Depuis 2006, un délégué interministériel s’appuyant sur un comité également interministériel conduit des travaux de simplification, de mise en cohérence des différents dispositifs d’Etat.
Bien que cette voie d’accès aux certifications présentent de multiples avantages aussi bien pour les individus notamment en termes de reconnaissance personnelle et de plus en plus au niveau professionnel, que pour les entreprises qui disposent alors d’une meilleure lisibilité des compétences ainsi que d’un accroissement vérifié dans les faits de la motivation de salariés, en 2006, seulement 26 000 certifications ont été délivrées au niveau national, dont plus de la moitié par la seule Education nationale ( du CAP au BTS).

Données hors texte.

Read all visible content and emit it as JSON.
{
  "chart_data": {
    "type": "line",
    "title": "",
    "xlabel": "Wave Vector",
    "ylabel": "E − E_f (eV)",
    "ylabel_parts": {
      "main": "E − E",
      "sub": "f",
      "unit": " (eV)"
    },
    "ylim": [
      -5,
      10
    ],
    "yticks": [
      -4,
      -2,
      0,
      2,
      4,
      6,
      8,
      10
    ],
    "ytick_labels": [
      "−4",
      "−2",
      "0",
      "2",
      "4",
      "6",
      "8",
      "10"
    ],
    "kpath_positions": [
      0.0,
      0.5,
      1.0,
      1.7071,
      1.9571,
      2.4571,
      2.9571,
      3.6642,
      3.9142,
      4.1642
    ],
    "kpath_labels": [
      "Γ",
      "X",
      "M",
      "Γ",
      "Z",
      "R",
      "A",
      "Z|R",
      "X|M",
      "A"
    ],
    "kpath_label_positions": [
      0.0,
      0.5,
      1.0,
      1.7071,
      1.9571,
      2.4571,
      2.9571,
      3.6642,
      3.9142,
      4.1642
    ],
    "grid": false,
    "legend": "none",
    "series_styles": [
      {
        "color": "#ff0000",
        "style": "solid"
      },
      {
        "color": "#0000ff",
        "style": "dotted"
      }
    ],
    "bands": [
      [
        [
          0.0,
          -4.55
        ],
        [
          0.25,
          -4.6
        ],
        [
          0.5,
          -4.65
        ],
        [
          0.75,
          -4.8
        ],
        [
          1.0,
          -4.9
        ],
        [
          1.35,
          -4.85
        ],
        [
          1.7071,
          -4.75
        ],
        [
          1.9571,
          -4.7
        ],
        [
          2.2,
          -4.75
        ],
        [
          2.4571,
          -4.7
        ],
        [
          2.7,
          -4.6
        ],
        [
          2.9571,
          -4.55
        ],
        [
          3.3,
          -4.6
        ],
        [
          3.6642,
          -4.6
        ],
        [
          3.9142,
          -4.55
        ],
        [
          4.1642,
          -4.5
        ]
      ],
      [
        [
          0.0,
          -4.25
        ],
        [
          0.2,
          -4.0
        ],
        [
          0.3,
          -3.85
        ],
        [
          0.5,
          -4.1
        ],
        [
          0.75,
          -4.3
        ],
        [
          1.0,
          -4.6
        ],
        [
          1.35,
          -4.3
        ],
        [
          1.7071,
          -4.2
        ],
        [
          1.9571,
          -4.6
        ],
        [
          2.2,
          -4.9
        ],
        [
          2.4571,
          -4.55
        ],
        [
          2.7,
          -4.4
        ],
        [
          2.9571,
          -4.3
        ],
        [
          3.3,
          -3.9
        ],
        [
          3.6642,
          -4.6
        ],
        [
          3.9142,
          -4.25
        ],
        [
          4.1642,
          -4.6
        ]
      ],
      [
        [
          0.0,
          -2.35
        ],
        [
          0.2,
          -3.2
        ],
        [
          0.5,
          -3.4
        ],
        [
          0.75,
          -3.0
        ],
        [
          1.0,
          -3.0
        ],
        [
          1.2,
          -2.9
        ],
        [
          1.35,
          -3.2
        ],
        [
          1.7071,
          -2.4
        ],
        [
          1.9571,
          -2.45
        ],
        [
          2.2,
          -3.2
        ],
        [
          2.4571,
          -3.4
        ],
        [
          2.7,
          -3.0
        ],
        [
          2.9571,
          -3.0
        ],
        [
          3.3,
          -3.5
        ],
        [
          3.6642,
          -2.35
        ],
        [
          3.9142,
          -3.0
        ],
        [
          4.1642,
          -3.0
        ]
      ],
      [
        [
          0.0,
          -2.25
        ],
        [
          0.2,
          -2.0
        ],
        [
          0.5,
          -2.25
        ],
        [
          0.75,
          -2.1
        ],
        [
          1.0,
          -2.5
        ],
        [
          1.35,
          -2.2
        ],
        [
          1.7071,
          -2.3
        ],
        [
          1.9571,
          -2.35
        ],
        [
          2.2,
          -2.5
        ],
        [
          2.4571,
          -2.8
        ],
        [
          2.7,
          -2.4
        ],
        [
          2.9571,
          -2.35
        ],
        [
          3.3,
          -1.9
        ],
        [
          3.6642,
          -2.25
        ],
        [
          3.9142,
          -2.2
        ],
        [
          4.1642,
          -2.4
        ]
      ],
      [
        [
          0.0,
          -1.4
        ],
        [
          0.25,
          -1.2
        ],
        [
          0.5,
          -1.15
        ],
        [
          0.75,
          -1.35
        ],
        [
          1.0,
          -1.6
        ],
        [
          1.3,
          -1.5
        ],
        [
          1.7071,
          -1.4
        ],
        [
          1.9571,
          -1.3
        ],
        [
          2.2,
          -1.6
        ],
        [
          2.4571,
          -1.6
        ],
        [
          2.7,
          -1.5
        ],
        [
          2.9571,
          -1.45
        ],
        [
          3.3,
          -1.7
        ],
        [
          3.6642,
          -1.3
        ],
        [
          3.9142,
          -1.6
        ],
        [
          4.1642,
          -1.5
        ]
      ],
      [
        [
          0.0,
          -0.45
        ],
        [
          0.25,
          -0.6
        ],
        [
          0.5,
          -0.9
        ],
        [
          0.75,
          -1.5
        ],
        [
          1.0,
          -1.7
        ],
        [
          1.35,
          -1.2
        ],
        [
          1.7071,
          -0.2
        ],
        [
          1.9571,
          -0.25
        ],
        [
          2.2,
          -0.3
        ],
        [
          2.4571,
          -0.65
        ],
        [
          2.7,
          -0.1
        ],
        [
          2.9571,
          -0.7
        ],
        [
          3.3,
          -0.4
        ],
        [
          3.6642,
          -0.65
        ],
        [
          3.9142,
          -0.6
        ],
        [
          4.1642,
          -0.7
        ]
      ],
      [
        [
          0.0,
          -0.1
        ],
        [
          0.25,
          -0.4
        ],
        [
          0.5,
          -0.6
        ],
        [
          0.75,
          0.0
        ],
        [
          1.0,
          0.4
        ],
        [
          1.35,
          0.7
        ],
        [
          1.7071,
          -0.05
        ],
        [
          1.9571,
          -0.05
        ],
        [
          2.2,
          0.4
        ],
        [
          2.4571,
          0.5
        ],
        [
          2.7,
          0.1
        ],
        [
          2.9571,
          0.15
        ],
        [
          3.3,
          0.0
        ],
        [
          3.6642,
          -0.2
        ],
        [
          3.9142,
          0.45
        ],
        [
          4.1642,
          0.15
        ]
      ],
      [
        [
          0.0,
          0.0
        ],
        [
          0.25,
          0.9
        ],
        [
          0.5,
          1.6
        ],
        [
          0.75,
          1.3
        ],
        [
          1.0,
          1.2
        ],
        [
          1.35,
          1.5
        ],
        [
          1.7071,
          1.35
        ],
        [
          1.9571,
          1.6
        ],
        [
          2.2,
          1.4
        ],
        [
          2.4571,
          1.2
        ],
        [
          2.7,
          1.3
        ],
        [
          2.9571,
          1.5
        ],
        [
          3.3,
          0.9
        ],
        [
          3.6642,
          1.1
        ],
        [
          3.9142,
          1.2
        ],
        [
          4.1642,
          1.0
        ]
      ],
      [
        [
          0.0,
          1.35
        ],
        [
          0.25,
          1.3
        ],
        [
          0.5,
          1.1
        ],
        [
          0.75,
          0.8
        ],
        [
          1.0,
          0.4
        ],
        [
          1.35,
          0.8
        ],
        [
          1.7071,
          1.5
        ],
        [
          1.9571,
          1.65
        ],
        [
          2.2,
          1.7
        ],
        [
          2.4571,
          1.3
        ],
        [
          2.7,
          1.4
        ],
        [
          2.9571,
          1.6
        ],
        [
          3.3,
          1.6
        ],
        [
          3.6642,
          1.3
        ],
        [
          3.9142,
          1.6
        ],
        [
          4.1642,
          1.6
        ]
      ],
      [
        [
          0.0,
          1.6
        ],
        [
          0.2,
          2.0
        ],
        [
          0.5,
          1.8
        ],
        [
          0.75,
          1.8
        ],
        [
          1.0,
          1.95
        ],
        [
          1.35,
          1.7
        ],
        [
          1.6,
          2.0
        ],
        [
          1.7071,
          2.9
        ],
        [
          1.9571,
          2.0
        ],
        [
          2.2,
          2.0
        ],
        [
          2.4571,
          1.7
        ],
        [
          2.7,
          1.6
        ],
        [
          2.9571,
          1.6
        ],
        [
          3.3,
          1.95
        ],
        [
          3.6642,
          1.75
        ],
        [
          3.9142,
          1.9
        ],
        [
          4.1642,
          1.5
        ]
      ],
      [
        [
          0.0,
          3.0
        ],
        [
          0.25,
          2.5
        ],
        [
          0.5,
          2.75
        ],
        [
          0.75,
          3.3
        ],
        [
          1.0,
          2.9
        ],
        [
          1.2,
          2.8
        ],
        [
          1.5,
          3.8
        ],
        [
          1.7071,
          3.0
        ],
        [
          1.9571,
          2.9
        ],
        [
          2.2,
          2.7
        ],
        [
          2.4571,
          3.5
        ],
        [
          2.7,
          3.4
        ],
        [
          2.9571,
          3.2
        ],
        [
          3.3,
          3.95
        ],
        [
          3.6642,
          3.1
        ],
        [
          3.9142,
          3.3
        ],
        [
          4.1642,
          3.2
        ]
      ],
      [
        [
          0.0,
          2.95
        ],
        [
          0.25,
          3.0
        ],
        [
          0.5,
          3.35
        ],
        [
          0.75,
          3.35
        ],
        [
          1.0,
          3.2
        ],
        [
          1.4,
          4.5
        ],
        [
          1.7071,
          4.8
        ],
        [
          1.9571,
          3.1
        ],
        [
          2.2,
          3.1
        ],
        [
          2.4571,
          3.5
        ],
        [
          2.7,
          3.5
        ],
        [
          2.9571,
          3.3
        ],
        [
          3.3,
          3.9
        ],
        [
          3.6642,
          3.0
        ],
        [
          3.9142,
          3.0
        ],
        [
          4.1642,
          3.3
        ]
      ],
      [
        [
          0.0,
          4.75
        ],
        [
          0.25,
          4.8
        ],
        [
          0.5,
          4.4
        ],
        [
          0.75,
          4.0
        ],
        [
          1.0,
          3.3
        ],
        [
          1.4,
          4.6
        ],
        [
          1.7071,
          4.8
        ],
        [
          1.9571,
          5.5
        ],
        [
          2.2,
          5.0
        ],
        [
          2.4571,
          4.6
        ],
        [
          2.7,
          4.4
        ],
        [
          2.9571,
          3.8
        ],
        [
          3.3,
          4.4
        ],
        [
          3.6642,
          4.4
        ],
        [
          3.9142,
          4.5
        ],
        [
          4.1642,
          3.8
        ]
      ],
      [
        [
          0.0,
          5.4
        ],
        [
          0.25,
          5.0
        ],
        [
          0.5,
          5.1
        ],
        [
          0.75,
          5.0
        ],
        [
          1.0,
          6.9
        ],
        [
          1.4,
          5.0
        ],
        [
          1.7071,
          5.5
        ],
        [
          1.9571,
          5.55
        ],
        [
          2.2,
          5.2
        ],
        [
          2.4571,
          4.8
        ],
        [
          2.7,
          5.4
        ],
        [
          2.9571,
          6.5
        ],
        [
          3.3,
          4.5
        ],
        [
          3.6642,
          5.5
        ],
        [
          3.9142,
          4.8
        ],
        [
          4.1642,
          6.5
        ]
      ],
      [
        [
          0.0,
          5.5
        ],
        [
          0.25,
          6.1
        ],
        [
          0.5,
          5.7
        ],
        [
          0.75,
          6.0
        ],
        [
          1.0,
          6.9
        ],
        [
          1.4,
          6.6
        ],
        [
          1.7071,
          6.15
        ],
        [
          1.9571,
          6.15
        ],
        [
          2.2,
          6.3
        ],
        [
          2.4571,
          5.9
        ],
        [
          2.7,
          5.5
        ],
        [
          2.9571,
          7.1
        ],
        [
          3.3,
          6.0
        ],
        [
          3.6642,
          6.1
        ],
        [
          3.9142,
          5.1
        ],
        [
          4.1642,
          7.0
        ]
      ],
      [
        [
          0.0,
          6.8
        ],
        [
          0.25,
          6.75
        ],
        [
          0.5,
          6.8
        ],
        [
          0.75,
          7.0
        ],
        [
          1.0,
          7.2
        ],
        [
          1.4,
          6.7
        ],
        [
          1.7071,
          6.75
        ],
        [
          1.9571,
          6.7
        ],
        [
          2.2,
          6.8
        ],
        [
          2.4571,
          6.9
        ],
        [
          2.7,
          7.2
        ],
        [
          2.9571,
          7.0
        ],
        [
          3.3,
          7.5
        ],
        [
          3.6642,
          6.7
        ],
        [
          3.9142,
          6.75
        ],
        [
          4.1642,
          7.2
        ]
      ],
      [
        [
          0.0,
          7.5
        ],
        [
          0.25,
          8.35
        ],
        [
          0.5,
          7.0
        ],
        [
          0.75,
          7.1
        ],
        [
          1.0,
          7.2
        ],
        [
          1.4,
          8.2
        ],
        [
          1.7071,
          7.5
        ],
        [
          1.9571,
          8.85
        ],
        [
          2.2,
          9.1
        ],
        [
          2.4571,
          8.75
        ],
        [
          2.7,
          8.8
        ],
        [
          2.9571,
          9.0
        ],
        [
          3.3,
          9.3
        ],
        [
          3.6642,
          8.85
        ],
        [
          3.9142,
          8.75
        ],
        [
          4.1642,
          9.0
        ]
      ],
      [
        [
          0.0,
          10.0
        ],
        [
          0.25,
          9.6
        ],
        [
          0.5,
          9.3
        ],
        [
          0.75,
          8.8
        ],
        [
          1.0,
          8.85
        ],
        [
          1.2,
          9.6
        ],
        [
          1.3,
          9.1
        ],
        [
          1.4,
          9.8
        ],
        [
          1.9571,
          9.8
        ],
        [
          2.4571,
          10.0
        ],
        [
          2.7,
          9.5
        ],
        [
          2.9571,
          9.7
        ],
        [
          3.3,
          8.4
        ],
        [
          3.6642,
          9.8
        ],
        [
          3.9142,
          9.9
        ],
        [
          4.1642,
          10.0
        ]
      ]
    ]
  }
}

(A titre de comparaison, rappelons que cette dernière délivre environ 750 000 diplômes par an.)
Cette mesure porte en elle une dimension de développement des potentiels humains et permet potentiellement au plus de 30 % de la population active ne possédant aucun signe de qualification d’espérer obtenir un diplôme, parchemin utile dans un pays dominé par la ‘’diplômite’’.
La détention d’un diplôme contribue à la sécurisation de son parcours professionnel. A l’heure du développement accéléré de la précarité face à l’emploi, il est un atout supplémentaire facilitant mobilité géographique, professionnelle, reconversion éventuelle et redonne un sens et une base à la notion de projet professionnel.
LA VAE contribue également à répondre aux besoins importants de qualification de la main d’oeuvre nécessaire dans différents secteurs, tel celui des services à la personne.
Pourquoi alors ne pas développer de manière plus significative les dispositifs et organiser la communication correspondante auprès des publics cibles ?
D’abord mentionnons des résistances importantes des appareils de formation (Education nationale, enseignement scolaire et supérieur et organismes de formation privés et publics) qui craint une concurrence et une baisse des heures de formation dispensées.
Ensuite des questions d’ordre budgétaire freinent l’application des mesures nécessaires de rapprochement des points d’accueil et de traitement des différents publics intéressés. La proximité et la communication ont un coût !
Les régions et les partenaires sociaux, soucieux du respect de leurs prérogatives et de leur pré-carré, de la gestion des fonds de la formation professionnelle par les partenaires sociaux, bien que peu avares de déclarations enthousiastes, de signatures de multiples accords et de conventions, ne s’impliquent pas encore à la hauteur des enjeux. Ils ne perçoivent peut être pas l’importance des enjeux pour leurs propres intérêts. La mise en place de dispositifs de gestion prévisionnelles de l’emploi et des compétences, dont la VAE est un outil, dans les entreprises, est de nature à revivifier le dialogue social et de recréer du ‘’grain à moudre’’ pour les partenaires sociaux.
En guise de conclusion temporaire, il me semble que le chantier qui s’ouvre autour de la formation professionnelle doit nous permettre de réinterroger la place de l’individu dans le process de travail et dans la société. La dignité et la responsabilité des citoyens passent par l’exercice d’une activité permettant de conduire une vie digne et de se développer tout au long de la vie en accroissant les domaines de responsabilité de chacun. S’emparer du thème de la formation professionnelle c’est bien s’emparer des conditions d’une existence bonne pour tous les individus et en particulier pour ceux qui sont le plus fragilisés par les évolutions conduisant à une individualisation de toutes les questions sociales.
Plus que jamais, c’est d’une réflexion sur des traitements collectifs respectant les individus dans leur singularité dont nous avons besoin.